Since almost all chatbots (except mine apparently) doesn’t use pronouns it’s easy to ask a question and then follow up with a “why?”, “how?” and watch it get confused.

Or use embedded English clauses, passive voice, run on sentences or other constructs like “what would happen if the quick brown fox, in a sense and immediately, jumped over the very very lazy canine animal under the river and through the woods . . . “.

I’m working on the run-on like the one above now. It’s not easy. smile


  [ # 9 ]

Stanford’s parser can handle sub-clauses like that, as in, it can tie verbs to the correct subjects even when there’s a clause inbetween. However, I don’t know any chatbot that uses it.

Cleverbot and other “sequence-to-sequence” trained chatbots like Microsoft’s do indeed only see pronouns as another piece of text. AIML does have a way of handling pronouns, but as I understood it, the referent has to be set up manually for each input. Some of the more modern chatbot services have a more integrated pronoun system, but still require the developer to specify that e.g. “he”, while in the context of [movies], may only refer to [actor names]. Again, Standford has software to resolve pronouns in any context but I don’t know it to be used in bots.

I recently spotted someone making a Russian bot classifier by observing word usage:


  [ # 10 ]

im not an expert by any means but as don patrick says chatbots can’t handle misspellings but a lot of it is context. If someone is repeating you and they’re not making a lot of sense than it’s possible they could be a bot. however, it’s very possible that a real person could be mistaken for a bot especially if the person isn’t a native english speaker. The problem is platforms like twitter are places where you judge whether a comment is human based on only one reply which I think would absolutely cause false positives.
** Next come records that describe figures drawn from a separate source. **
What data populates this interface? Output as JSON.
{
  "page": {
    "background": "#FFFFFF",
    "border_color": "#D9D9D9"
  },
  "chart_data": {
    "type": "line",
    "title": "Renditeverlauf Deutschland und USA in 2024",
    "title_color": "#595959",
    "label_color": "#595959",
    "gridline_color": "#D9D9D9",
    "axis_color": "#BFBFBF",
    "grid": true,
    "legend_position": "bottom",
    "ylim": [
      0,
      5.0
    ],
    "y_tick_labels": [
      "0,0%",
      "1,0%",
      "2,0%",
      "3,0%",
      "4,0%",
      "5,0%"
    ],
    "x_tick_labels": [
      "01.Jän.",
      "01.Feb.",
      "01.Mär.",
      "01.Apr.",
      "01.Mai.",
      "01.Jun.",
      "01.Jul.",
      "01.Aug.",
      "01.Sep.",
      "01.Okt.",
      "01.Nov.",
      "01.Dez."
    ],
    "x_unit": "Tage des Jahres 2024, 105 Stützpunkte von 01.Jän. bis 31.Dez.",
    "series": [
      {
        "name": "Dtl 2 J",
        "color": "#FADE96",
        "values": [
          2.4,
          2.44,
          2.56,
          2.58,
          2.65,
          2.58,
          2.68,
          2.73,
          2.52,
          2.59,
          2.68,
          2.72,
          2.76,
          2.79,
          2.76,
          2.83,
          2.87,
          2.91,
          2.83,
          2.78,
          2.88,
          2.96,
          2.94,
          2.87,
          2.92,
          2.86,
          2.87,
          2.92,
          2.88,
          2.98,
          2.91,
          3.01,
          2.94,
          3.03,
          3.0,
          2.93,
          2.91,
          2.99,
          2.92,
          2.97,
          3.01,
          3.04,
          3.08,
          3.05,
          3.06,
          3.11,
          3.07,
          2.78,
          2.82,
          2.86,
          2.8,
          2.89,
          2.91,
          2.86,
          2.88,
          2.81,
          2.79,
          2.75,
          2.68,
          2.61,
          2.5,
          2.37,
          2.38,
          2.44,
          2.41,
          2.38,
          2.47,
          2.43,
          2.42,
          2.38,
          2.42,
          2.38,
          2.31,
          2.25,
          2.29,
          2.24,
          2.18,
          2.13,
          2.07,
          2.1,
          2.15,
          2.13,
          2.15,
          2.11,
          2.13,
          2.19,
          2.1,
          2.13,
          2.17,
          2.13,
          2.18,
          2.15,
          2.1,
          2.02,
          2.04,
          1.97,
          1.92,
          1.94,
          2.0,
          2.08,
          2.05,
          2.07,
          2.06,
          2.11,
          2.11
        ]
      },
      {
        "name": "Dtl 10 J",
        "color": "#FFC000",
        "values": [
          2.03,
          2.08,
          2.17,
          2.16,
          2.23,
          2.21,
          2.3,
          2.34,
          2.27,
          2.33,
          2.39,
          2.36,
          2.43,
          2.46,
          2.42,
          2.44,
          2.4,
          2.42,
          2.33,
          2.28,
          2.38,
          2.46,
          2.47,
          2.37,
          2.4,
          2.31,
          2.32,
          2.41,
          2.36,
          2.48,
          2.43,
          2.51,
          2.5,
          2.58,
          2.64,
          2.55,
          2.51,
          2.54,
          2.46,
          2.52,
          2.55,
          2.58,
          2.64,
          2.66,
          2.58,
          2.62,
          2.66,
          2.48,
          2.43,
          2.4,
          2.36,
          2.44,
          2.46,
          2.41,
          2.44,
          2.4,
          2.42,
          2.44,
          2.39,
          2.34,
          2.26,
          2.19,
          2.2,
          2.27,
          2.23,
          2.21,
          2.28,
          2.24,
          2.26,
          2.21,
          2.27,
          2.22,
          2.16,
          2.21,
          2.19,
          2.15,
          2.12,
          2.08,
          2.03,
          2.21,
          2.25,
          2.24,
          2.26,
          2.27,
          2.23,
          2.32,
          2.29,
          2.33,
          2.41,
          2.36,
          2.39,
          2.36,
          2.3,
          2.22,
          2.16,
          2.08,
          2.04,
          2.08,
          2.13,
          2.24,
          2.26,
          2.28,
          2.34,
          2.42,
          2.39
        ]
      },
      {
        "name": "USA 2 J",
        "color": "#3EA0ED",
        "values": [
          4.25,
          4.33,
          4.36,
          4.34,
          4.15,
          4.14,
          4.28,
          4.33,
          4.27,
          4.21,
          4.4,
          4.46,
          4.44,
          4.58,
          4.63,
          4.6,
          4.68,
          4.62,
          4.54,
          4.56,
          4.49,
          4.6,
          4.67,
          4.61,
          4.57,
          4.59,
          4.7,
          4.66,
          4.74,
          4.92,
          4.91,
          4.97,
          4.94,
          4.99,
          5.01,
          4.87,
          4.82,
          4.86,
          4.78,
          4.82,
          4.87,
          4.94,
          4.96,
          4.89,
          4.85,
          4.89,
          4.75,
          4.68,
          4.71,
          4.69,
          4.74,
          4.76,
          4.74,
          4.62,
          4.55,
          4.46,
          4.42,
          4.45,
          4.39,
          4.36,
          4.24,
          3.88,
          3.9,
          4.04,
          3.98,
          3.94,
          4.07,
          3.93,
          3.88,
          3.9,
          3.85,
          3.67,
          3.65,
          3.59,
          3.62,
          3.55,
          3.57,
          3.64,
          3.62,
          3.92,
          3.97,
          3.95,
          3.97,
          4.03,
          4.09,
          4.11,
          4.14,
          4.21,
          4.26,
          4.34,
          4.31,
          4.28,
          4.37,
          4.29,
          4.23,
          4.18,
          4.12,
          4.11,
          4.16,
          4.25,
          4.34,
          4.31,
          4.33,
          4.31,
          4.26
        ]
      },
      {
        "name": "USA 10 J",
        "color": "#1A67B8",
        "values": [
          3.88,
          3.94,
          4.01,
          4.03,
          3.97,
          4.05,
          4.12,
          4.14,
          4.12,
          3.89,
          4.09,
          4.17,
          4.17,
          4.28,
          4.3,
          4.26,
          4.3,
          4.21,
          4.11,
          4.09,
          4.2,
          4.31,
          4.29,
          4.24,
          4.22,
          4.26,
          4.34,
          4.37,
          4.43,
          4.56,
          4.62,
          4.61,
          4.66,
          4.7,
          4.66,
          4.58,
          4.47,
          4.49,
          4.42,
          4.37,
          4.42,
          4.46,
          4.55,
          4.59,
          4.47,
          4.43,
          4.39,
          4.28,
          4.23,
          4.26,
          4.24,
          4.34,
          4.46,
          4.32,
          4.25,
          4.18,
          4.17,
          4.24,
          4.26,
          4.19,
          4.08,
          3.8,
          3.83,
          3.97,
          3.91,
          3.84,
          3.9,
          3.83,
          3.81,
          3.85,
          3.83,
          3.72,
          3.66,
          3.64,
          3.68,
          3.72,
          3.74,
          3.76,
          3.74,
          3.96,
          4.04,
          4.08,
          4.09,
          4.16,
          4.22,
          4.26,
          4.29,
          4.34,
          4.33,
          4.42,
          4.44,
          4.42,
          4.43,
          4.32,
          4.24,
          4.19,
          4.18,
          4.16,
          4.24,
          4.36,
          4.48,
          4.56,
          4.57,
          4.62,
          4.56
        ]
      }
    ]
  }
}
I tried to make a substitution file for a robot that automatically added periods based on certain words in english. However, the one thing I was never able to do was get it to work with names. The main way of telling a robot from a human is simply their ability to elaborate. It’s possible Don Patrick has created robots that can dynamically create sentences, but when robots create sentences themselves I think that’s when they have the most potential to ring false. a robot can give you several premises(almost like playing cards) that are the perfect way to describe how it’s feeling. However, at least with my robot if the robot has any elaborate information that information is static and doesn’t change.